После смерти матери (Санька из-за ее болезни и в армию не взяли) прошло четыре месяца, потому и крест над нею еще не успел потускнеть и Санько еще не вжился в одиночество, а каждый день, возвращаясь с работы, представляет себе, что вот войдет он в хату, а на столе, на чистой скатерти — белая теплая гора под рушником (хлеба мать напекла); в хате чисто подметено, и пыльца с земляного пола еще кружится-поблескивает против солнца у окна… И от этого видения часто, придя домой, он брался рукою за щеколду и только тогда вспоминал, что двери заперты и нужно идти в сарай за ключом. Отец тоже не забывался, но он был… дальше. Иногда приходил в хату, чаще вечером, приходил не сам, а лишь его кашель и шепелявое посвистывание в груди, словно где-то совсем близко билась подо льдом быстрая вода. Отец вернулся с войны хромой и раненный в грудь. Так он и в колхозе работал то весовщиком, то сторожем, так и умер, хромой и раненый. А мать, как теперь часто кажется Саньку, будто и не хворала, а усыхала из года в год, как усыхает старенькая вишня: одна ветка цветет, другая только листья мелкие выбрасывает, третья — немая… Потом, когда ее хоронили, Санько, в первый и в последний раз целуя материны руки, ощутил губами, что они сухие…
Могилки были чистые: на прошлой неделе Санько их убрал. Люди тогда сошлись всем селом. Каждый к своему. Потому и убрано кладбище было, как светлица, — чистое и в рушниках. Санько тоже принес узел с пирогами — соседка, бабка Шкабурка, напекла — и с магазинным вином и водкой. Люди принимали из его рук полные чарки, брали горячие еще пироги и так, с пирогом в одной руке, с чаркой в другой, приговаривали: «Пусть же, сын, твоим отцу и матери земля будет пухом, а память вечная». Однако сочувствовать, заглянув в глаза Саньку, никто не решался.
На обеих могилах, отцовой и материной, взошли петушки, еще слабые по цвету, бледно-зеленые, но (Санько прикоснулся к ним пальцами) крепенькие уже и острые.

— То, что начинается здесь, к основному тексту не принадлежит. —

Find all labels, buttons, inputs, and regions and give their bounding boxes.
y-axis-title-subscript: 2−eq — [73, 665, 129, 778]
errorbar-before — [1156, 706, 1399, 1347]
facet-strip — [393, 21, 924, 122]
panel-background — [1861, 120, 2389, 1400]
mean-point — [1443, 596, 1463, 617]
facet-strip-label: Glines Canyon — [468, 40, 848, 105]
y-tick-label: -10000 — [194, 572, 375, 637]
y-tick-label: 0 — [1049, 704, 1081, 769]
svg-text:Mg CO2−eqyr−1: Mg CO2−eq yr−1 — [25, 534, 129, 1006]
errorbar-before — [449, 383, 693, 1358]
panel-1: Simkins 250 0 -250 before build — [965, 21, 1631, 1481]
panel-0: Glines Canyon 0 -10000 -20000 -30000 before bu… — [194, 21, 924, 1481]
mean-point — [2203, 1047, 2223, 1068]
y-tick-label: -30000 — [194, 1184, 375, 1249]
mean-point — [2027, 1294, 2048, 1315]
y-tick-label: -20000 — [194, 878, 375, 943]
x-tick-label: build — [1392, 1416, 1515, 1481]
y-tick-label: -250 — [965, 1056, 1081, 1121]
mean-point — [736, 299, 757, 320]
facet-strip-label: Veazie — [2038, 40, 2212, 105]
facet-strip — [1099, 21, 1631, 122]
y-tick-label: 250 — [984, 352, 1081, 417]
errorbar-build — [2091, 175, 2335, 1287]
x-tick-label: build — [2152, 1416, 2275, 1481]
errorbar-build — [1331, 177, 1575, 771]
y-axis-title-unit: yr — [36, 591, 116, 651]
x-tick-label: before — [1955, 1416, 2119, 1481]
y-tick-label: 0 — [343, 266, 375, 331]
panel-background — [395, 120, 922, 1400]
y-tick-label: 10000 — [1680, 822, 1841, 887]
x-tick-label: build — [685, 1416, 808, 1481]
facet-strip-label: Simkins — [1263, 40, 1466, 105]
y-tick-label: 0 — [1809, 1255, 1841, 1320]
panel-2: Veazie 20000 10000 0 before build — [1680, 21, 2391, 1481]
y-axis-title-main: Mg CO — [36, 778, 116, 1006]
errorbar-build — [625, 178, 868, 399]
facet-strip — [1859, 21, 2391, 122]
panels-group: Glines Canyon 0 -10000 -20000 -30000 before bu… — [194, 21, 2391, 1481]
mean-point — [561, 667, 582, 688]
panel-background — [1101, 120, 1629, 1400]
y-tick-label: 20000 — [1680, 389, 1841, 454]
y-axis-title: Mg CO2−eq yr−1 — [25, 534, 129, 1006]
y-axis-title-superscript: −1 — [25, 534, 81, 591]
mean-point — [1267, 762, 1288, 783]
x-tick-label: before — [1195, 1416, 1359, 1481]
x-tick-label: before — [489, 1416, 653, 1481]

Петушки, петушки… Сколько помнит себя Санько, они каждую весну всходили возле хаты под окнами, росли наперегонки, заглядывали в окна лиловыми клювиками и сиреневыми гребешочками. И каждую весну бывали утра, когда мать входила со двора в хату с такими простыми и радостными словами: «Зацвели, сынок, наши петушки».
Теперь они уже никогда не будут цвести у хаты. Санько выкопал их недавно и принес в мешке сюда ночью, чтобы никто не видел: пусть живут тут, возле отца и матери. Они завели их возле себя еще молодыми, пусть петушки им и цветут.
Санько посмотрел на солнце. Оно показывало, что скоро уже пора и на работу, надел фуражку и пошел с кладбища.
А в соснах медленно и тихо вжикала Хвылева пила. И с Новоселовской улицы от поля лихо ухало над кладбищем:
«Трах-тах-тах, трах-тах-тах…» — Великодный крыл пятый свой сарай.